A morte do Filho de Deus mostra que o crente não está isento de dramas nem de dúvidas. Claro que não estaciona na dúvida, abrindo-se constantemente à presença de Deus, tantas vezes manifesta de forma oculta.
É o paradoxo da fé: a presença na ausência, a força na fragilidade, o eterno no tempo, a vida na morte.
Nem o próprio Senhor Jesus passou ao lado deste drama. A Carta aos Hebreus afiança que Ele morreu no meio de grandes clamores e lágrimas.
Manteve, até ao fim, a consciência de que era Filho (Pai, nas Tuas mãos entrego o Meu espírito), mas nem isso impediu que gritasse usando uma expressão do Salmo 21 que, ainda hoje, dá que fazer à exegese (Meu Deus, Meu Deus, porque Me abandonaste?).
A fé não é alienante. Não nos retira da vida. Atira-nos para as profundezas (mais obscuras) do mistério da vida.
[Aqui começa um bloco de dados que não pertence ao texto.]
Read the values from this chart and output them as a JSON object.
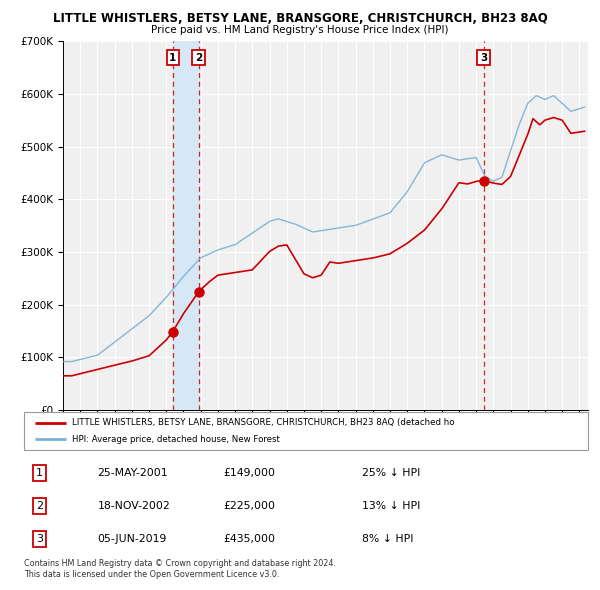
{
  "title": "LITTLE WHISTLERS, BETSY LANE, BRANSGORE, CHRISTCHURCH, BH23 8AQ",
  "subtitle": "Price paid vs. HM Land Registry's House Price Index (HPI)",
  "legend_label_red": "LITTLE WHISTLERS, BETSY LANE, BRANSGORE, CHRISTCHURCH, BH23 8AQ (detached ho",
  "legend_label_blue": "HPI: Average price, detached house, New Forest",
  "footer1": "Contains HM Land Registry data © Crown copyright and database right 2024.",
  "footer2": "This data is licensed under the Open Government Licence v3.0.",
  "transactions": [
    {
      "num": 1,
      "date": "25-MAY-2001",
      "price": "£149,000",
      "pct": "25% ↓ HPI",
      "year": 2001.38,
      "val": 149000
    },
    {
      "num": 2,
      "date": "18-NOV-2002",
      "price": "£225,000",
      "pct": "13% ↓ HPI",
      "year": 2002.88,
      "val": 225000
    },
    {
      "num": 3,
      "date": "05-JUN-2019",
      "price": "£435,000",
      "pct": "8% ↓ HPI",
      "year": 2019.43,
      "val": 435000
    }
  ],
  "red_color": "#cc0000",
  "blue_color": "#7ab0d4",
  "bg_color": "#ffffff",
  "plot_bg": "#f0f0f0",
  "grid_color": "#ffffff",
  "shade_color": "#d6e8f5",
  "ylim_max": 700000,
  "xlim_start": 1995.0,
  "xlim_end": 2025.5
}
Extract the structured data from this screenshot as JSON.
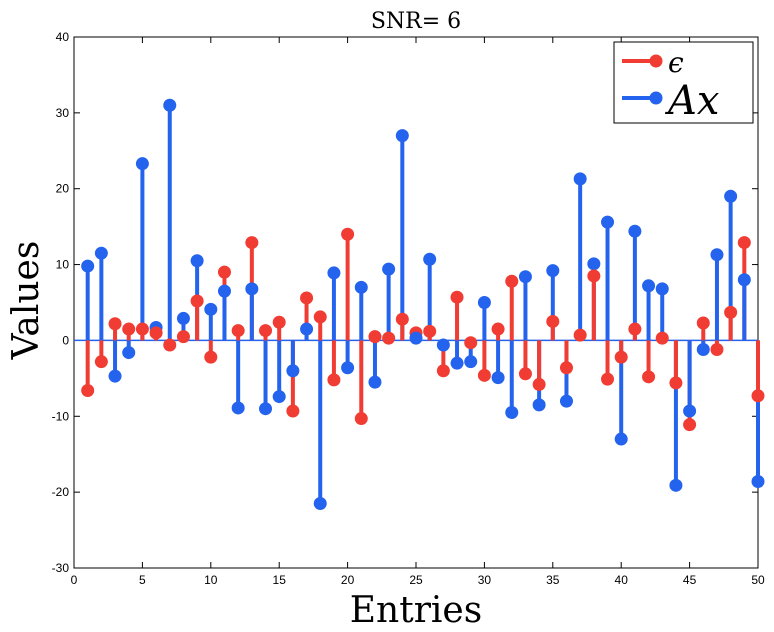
{
  "chart_data": {
    "type": "stem",
    "title": "SNR= 6",
    "xlabel": "Entries",
    "ylabel": "Values",
    "xlim": [
      0,
      50
    ],
    "ylim": [
      -30,
      40
    ],
    "xticks": [
      0,
      5,
      10,
      15,
      20,
      25,
      30,
      35,
      40,
      45,
      50
    ],
    "yticks": [
      -30,
      -20,
      -10,
      0,
      10,
      20,
      30,
      40
    ],
    "legend_position": "top-right",
    "x": [
      1,
      2,
      3,
      4,
      5,
      6,
      7,
      8,
      9,
      10,
      11,
      12,
      13,
      14,
      15,
      16,
      17,
      18,
      19,
      20,
      21,
      22,
      23,
      24,
      25,
      26,
      27,
      28,
      29,
      30,
      31,
      32,
      33,
      34,
      35,
      36,
      37,
      38,
      39,
      40,
      41,
      42,
      43,
      44,
      45,
      46,
      47,
      48,
      49,
      50
    ],
    "series": [
      {
        "name": "ϵ",
        "color": "#f03c32",
        "values": [
          -6.6,
          -2.8,
          2.2,
          1.5,
          1.5,
          1.0,
          -0.6,
          0.5,
          5.2,
          -2.2,
          9.0,
          1.3,
          12.9,
          1.3,
          2.4,
          -9.3,
          5.6,
          3.1,
          -5.2,
          14.0,
          -10.3,
          0.5,
          0.3,
          2.8,
          1.0,
          1.2,
          -4.0,
          5.7,
          -0.3,
          -4.6,
          1.5,
          7.8,
          -4.4,
          -5.8,
          2.5,
          -3.6,
          0.7,
          8.5,
          -5.1,
          -2.2,
          1.5,
          -4.8,
          0.3,
          -5.6,
          -11.1,
          2.3,
          -1.2,
          3.7,
          12.9,
          -7.3
        ]
      },
      {
        "name": "Ax",
        "color": "#2463ee",
        "values": [
          9.8,
          11.5,
          -4.7,
          -1.6,
          23.3,
          1.7,
          31.0,
          2.9,
          10.5,
          4.1,
          6.5,
          -8.9,
          6.8,
          -9.0,
          -7.4,
          -4.0,
          1.5,
          -21.5,
          8.9,
          -3.6,
          7.0,
          -5.5,
          9.4,
          27.0,
          0.3,
          10.7,
          -0.6,
          -3.0,
          -2.8,
          5.0,
          -4.9,
          -9.5,
          8.4,
          -8.5,
          9.2,
          -8.0,
          21.3,
          10.1,
          15.6,
          -13.0,
          14.4,
          7.2,
          6.8,
          -19.1,
          -9.3,
          -1.2,
          11.3,
          19.0,
          8.0,
          -18.6
        ]
      }
    ]
  }
}
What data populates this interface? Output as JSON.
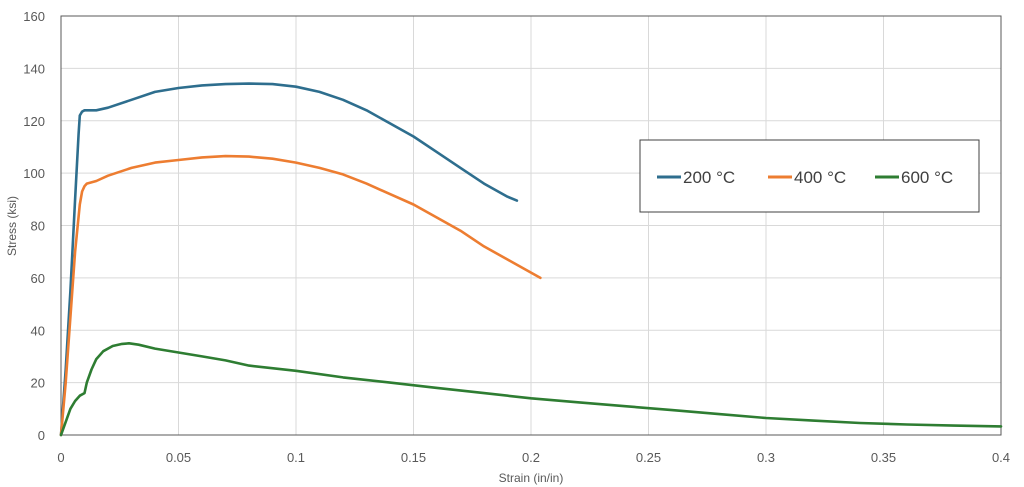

Os escritos de Madre Teresa levam-nos para esse mar insondável da escuridão: «Não se pense que a minha vida espiritual é um mar de rosas - que é flor que raramente encontro no meu caminho. Bem pelo contrário, o mais frequente é ter como companheira a escuridão». Ao seu director espiritual confidencia: «No meu coração não há fé nem amor nem confiança. Há tanta dor, a dor da ânsia, a dor de não ser querida».
Neste tempo, em que somos confrontados com a dor do mundo na dor do Filho de Deus, fique a baloiçar no nosso interior esta palavra de Dietrich Bonhoeffer: «O Homem está chamado a sofrer com Deus no sofrimento que o mundo sem Deus inflige a Deus».
Em Cristo, Deus sofre connosco, em nós. Mesmo que não O sintamos.
O Senhor Jesus continua a entregar-Se. É o verbo que Ele, hoje ainda, continua a conjugar. Conjuga-o com os lábios. Conjuga-o com o sangue. Conjuga-o com a vida.